ME: Gail and another classmate are both of minority descent. While I never
considered Dorothy a minority, her quasi-orphan status made her different
than most kids. What do you see as the connection between their
J. A.: Both Gail and Dorothy are thrust into a strange new world that is different from what they were used to, and both have to face that challenge without the main forms of love and support they had before and have to gather their own courage to step up to the challenges.
ME: You’ve lived with Gail for some time now. What do you think she learned
during her adventure in Osland? About others? Or herself?
J. A.: Well, lots of things. She learned that love and caring can give you strength long after those who you’ve loved has passed away, the true complementary power of friendship, and just that most fundamental of truths: appearances can be deceiving, in both a good and bad way.
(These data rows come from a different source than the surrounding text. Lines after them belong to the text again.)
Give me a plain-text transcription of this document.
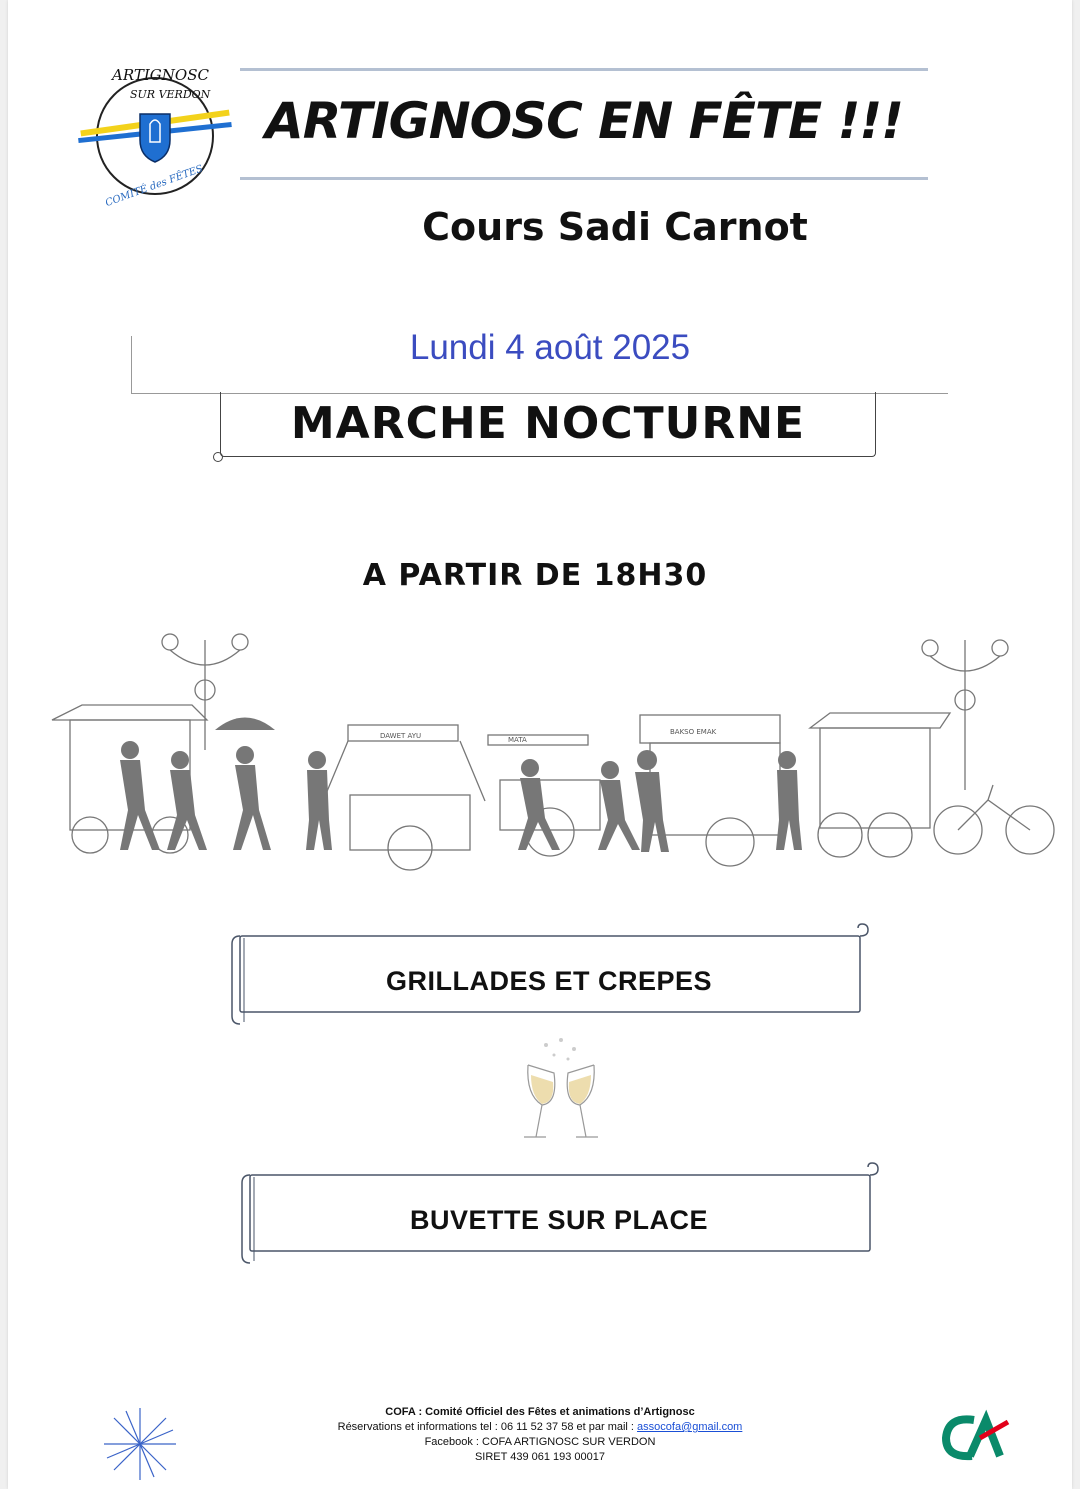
ARTIGNOSC
SUR VERDON
COMITÉ des FÊTES
ARTIGNOSC EN FÊTE !!!
Cours Sadi Carnot
Lundi 4 août 2025
MARCHE NOCTURNE
A PARTIR DE 18H30
DAWET AYU	BAKSO EMAK
MATA
GRILLADES ET CREPES
BUVETTE SUR PLACE
COFA : Comité Officiel des Fêtes et animations d’Artignosc
Réservations et informations tel : 06 11 52 37 58 et par mail : assocofa@gmail.com
Facebook : COFA ARTIGNOSC SUR VERDON
SIRET 439 061 193 00017
CA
I also played with her background a bit to hit on a theme that though was somewhat Buddhist-inspired, I think is fairly universal: the idea that hatred and negative emotions end up hurting the person who feels them, in the long run, more than the object of their feelings.
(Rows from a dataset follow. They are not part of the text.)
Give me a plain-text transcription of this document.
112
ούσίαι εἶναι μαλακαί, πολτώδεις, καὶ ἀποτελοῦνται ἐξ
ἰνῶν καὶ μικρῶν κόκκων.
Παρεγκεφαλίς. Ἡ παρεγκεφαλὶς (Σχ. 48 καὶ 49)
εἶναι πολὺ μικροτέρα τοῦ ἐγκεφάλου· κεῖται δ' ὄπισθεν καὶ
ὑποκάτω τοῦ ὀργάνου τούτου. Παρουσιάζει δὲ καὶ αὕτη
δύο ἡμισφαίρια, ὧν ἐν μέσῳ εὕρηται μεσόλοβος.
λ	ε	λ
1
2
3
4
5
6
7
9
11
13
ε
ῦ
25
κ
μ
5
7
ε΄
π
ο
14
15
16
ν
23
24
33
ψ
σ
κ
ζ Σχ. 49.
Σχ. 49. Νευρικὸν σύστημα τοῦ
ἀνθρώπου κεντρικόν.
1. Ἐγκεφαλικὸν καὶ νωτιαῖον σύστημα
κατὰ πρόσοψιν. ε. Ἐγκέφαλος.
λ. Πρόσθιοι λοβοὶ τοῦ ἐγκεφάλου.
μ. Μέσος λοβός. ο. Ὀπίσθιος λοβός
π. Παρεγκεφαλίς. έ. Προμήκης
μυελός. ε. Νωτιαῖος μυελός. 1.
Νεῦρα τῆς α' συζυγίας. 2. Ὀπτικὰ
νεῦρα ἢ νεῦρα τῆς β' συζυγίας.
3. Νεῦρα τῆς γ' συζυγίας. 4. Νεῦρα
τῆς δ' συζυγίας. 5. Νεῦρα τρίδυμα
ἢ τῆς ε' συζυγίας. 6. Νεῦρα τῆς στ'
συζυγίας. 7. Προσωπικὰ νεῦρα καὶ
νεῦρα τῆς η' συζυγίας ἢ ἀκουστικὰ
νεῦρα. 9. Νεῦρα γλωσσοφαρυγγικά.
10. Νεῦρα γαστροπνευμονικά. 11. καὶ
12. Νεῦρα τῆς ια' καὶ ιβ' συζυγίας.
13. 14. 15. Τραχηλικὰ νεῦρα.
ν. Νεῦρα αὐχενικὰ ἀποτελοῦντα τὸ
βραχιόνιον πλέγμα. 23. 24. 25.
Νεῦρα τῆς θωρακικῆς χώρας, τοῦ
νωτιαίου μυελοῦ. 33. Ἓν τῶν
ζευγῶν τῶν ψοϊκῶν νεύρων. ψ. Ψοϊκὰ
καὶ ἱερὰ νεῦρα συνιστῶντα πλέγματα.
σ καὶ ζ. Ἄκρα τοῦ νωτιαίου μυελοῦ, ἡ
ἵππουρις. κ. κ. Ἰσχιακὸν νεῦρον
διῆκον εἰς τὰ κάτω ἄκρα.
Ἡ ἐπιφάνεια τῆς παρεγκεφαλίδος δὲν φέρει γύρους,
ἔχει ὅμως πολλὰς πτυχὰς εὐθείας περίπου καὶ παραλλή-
One thing I wanted to play with in the book was to have a strong character, who overall, ends up stronger by admitting and accepting her weaknesses and realizing there are ways to accommodate for those that don’t make her co-dependent or weak.
ME: You’re a self-proclaimed restless soul and have lived all over. Was
Seattle one of your prior addresses? Was the homeless nature of Dorothy in
Oz what drew you to her story?
J. A.: I spent several years in the greater Seattle-Tacoma area, though I lived in various cities around Seattle, never Seattle proper. I was inspired to choose Seattle as my setting both because I was familiar with the city and because it just happens to have the nickname, “The Emerald City.” It was too perfect. Once I picked the city, certain plot elements fell immediately into place based on a few unique features of Seattle.
Of course, Gail and her friends don’t get out much into the city during this book (though when they do, it’s a big deal), but I intend to have them wandering around a bit more in the second book.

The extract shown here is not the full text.